Sprawdź gdzie kupisz Gazetę Polską oraz Gazetę Polską Codziennie Lista miejsc »

Kto zrozumie prezes Gersdorf? Nie uznaje Izby Dyscyplinarnej, ale... kieruje do niej sprawy

I prezes Sądu Najwyższego Małgorzata Gersdorf zaprzecza sama sobie. Okazuje się, że choć wielokrotnie podkreślała, że Izba Dyscyplinarna SN nie jest sądem, to przekazała jej kilka spraw do rozpoznania. Uwagę na zachowanie Gersdorf zwraca dzisiejszy "Dziennik Gazeta Prawna" wskazując przykłady spraw, które zostały skierowane przez I prezes do nieuznawanej przez nią Izby.

Małgorzata Gersdorf,
Małgorzata Gersdorf,
Tomasz Hamrat/Gazeta Polska

Gazeta przypomina, że I prezes Sądu Najwyższego, Małgorzata Gersdorf kilkukrotnie podkreślała, że Izba Dyscyplinarna nie może być uznana za sąd, m.in. jako przewodnicząca składu, który wydał głośną uchwałę trzech izb z 23 stycznia 2020 r.

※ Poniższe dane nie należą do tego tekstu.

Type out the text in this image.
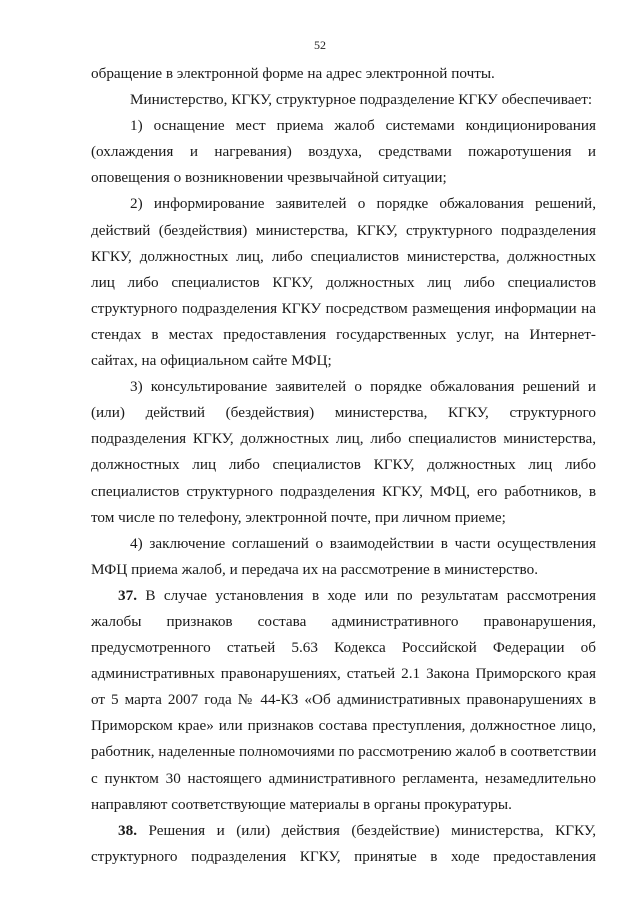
52
обращение в электронной форме на адрес электронной почты.
Министерство, КГКУ, структурное подразделение КГКУ обеспечивает:
1) оснащение мест приема жалоб системами кондиционирования
(охлаждения и нагревания) воздуха, средствами пожаротушения и
оповещения о возникновении чрезвычайной ситуации;
2) информирование заявителей о порядке обжалования решений,
действий (бездействия) министерства, КГКУ, структурного подразделения
КГКУ, должностных лиц, либо специалистов министерства, должностных
лиц либо специалистов КГКУ, должностных лиц либо специалистов
структурного подразделения КГКУ посредством размещения информации на
стендах в местах предоставления государственных услуг, на Интернет-
сайтах, на официальном сайте МФЦ;
3) консультирование заявителей о порядке обжалования решений и
(или) действий (бездействия) министерства, КГКУ, структурного
подразделения КГКУ, должностных лиц, либо специалистов министерства,
должностных лиц либо специалистов КГКУ, должностных лиц либо
специалистов структурного подразделения КГКУ, МФЦ, его работников, в
том числе по телефону, электронной почте, при личном приеме;
4) заключение соглашений о взаимодействии в части осуществления
МФЦ приема жалоб, и передача их на рассмотрение в министерство.
37. В случае установления в ходе или по результатам рассмотрения
жалобы признаков состава административного правонарушения,
предусмотренного статьей 5.63 Кодекса Российской Федерации об
административных правонарушениях, статьей 2.1 Закона Приморского края
от 5 марта 2007 года № 44-КЗ «Об административных правонарушениях в
Приморском крае» или признаков состава преступления, должностное лицо,
работник, наделенные полномочиями по рассмотрению жалоб в соответствии
с пунктом 30 настоящего административного регламента, незамедлительно
направляют соответствующие материалы в органы прокуратуры.
38. Решения и (или) действия (бездействие) министерства, КГКУ,
структурного подразделения КГКУ, принятые в ходе предоставления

Przypomnijmy: z uchwały Izb Karnej, Cywilnej i Pracy Sądu Najwyższego wynika, że gdy w składzie sądu znajduje się osoba wyłoniona na sędziego przez Krajową Radę Sądownictwa w obecnym („nowym”) składzie, mamy do czynienia z „nienależytą obsadą”.

Teraz, według "DGP", okazało się, że prof. Gersdorf przekazała kilka spraw Izbie Dyscyplinarnej.

Stało się tak m.in. w przypadku krakowskich sędziów, którzy chcieli, by orzekała w ich postępowaniu Izba Karna. Podobnie było w sprawie immunitetowej sędziego z Łodzi. Tamtejszy sąd po uchwale SN nabrał wątpliwości, czy Izba Dyscyplinarna jest właściwa do orzekania. Postanowił o to spytać I prezes. Ta zaś wskazała, że odpowiedzi na pytanie, czy Izba Dyscyplinarna jest sądem, powinna udzielić... sama Izba Dyscyplinarna.

Tak też się stało. Konrad Wytrykowski z Izby Dyscyplinarnej SN w odpowiedzi udzielonej łódzkiemu sądowi wskazał, że oczywiście zakwestionowany w uchwale twór spełnia wymóg niezawisłości.

Rzecznik SN, Michał Laskowski przyznał w rozmowie z gazetą, że mogło się zdarzyć, iż kilka spraw już po uchwale trzech połączonych izb zamiast do Izby Karnej trafiło do Dyscyplinarnej. Jak jednak zaznacza, stanowisko I prezes jest jasne: Izba Dyscyplinarna nie jest sądem, który może działać i podejmować czynności orzecznicze. Dlatego sprawy co do zasady trafiają już do Izby Karnej.